The ultimate mic drop: comparing someone to WWII Imperial Japan.
With Japan’s birthrate among the lowest in the world, and one-third of Japanese young people believing marriage is pointless, you would imagine that most parents would be happy to hear that their child was getting married.
Unless you’re one mother who recently wrote into an advice column, asking how she can tell her son that she doesn’t approve of his wife-to-be. The article was brought to the attention of the internet by Japanese Twitter user @ivy0110 in this tweet, which has been retweeted over forty thousand times.

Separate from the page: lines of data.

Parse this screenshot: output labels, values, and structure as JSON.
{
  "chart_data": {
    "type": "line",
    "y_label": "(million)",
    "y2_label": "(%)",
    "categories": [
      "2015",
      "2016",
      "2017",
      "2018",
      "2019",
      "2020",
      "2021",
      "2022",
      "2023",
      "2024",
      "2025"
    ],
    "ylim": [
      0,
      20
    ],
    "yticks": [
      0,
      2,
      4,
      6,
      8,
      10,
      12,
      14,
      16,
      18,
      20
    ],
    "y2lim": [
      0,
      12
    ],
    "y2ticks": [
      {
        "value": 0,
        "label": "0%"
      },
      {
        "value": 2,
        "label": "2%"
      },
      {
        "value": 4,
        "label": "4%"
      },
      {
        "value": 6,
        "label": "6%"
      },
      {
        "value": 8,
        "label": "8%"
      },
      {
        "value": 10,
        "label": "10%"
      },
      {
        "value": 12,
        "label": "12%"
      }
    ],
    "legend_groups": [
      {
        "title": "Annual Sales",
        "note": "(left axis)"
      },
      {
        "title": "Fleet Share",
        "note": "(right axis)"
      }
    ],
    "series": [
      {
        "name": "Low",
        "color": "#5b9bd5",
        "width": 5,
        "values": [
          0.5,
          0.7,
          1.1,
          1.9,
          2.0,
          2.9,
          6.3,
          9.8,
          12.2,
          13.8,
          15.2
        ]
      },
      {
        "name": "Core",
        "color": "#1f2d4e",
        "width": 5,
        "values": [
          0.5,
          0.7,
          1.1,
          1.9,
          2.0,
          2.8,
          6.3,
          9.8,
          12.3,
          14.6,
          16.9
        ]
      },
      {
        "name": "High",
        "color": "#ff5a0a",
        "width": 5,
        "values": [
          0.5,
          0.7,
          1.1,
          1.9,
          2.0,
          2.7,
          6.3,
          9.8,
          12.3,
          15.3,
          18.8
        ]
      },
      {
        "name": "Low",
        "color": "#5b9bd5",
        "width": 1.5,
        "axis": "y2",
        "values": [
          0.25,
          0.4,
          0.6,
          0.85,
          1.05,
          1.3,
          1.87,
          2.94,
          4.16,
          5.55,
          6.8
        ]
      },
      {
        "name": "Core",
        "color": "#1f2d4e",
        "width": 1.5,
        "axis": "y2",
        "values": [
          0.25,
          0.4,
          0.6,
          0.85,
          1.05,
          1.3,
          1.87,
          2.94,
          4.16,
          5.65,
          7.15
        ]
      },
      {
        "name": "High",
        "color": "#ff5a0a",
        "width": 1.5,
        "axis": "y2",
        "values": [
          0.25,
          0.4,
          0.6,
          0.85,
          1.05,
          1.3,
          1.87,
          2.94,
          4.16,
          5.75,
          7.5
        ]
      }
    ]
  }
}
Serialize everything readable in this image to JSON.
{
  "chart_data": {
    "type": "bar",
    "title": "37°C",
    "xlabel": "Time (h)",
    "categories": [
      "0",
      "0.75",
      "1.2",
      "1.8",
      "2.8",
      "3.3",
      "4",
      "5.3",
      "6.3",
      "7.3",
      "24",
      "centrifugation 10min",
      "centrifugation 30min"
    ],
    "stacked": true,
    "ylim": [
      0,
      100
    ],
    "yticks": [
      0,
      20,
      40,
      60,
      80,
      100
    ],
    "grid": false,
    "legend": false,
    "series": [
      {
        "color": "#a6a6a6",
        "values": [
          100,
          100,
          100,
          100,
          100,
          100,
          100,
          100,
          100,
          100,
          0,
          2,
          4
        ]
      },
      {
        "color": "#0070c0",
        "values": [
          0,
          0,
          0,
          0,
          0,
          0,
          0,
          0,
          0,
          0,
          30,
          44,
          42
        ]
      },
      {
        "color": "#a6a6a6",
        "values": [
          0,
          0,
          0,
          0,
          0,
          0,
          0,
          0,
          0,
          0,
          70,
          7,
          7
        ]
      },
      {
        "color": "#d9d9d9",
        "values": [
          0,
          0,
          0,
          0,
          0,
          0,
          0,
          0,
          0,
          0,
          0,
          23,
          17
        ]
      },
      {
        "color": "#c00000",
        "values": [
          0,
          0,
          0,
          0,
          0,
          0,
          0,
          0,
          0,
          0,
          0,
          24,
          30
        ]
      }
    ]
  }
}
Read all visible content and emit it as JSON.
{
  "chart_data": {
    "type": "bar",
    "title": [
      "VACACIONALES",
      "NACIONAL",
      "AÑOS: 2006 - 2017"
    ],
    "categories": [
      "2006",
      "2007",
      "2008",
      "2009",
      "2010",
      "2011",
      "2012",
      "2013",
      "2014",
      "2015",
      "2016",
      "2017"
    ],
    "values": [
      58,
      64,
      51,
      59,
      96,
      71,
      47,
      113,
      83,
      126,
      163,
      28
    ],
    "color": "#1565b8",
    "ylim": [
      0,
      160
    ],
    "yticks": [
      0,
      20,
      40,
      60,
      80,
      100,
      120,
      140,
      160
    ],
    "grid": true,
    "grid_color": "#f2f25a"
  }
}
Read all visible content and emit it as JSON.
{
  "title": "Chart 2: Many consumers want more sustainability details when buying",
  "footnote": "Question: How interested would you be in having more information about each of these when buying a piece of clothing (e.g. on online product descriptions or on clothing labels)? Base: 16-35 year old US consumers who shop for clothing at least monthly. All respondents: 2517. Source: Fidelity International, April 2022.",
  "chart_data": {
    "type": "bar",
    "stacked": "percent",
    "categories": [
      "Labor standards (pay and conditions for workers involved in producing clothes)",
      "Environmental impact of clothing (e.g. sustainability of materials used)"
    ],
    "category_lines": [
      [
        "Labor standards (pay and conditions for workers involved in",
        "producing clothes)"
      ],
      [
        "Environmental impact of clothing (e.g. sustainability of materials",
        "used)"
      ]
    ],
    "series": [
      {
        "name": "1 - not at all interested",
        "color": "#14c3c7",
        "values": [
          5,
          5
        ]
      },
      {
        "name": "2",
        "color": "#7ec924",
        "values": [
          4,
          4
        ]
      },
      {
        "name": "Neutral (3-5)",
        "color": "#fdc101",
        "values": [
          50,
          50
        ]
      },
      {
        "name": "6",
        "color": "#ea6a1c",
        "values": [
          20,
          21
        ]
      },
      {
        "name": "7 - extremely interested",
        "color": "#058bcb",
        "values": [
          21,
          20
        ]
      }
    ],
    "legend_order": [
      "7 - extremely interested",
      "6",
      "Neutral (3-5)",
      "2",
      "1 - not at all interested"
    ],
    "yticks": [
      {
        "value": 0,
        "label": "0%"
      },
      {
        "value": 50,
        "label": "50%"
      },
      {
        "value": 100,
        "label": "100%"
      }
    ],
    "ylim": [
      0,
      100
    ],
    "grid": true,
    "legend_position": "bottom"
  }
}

蔦 (@ivy0110) July 18, 2016
The mother writes in to say that she is worried because “she can’t accept the woman her 29-year-old son has chosen to marry.” Rather than express concerns like she thinks the woman is taking advantage of her son, or they have a bad relationship, instead she says that the woman’s “clothes and first impression” were bad, she’s worried that “she wouldn’t be able to help her kids with homework,” and she just “can’t allow him to marry her.”
And… that’s pretty much it. The monster her son wants to marry is so horrible that the mother can only express her disapproval in vague, unclear terms. The inhumanity of it all!
For those who have read similar advice columns before, you may be expecting the typical roundabout answer of telling her to talk it over, reconcile their differences, blah blah blah. But thankfully, that’s not the case here. This columnist employs a tactic not often seen in Japanese advice columns: sass.
He starts off with – by Japanese standards – a very in-your-face opening: “Honestly, I don’t see what’s the problem here.” He then gives the mother a schooling by explaining that the Japanese constitution establishes marriage as an agreement between the two people only, and that the mother has no right to “not allow it.”
And the best part is, right after, he says that head-of-household permission for marriage was only needed during the time of Imperial Japan, implying that maybe the mother would find herself more at home under a more authoritarian regime.
▼ Just imagine this is an airhorn announcing how rekt the mother just got:
Bwaaaaa! Bwa bwa bwa bwaaa!
Finally, the columnist tells the mother that her son is not her property, and that even if she doesn’t like the woman he has chosen to marry, she obviously has some good points that made her son fall in love with her, so she should do her best to try and find those good points for herself.
And then he ends with a nice little final bit of icing on the burn cake: “I feel pity for your son who, on the verge of entering into the next step of his life, has to deal with such ridiculous pettiness.” Yeowch!
Here’s how Japanese netizens reacted to the columnist’s response:
“That was refreshing to read.”
“The mom should be happy her son is marrying anyone!”
“That son needs to break up with her immediately – with his mother, that is.”
“Good response. Japan has many old-fashioned ways of thinking left over that need to go.”
“My mom won’t allow me to marry my love either… maybe it has something to do with her being 2-D?”
No matter what you think about the advice here, you’ve got to admit, it’s better than telling your daughter to demand selfish things from their boyfriends.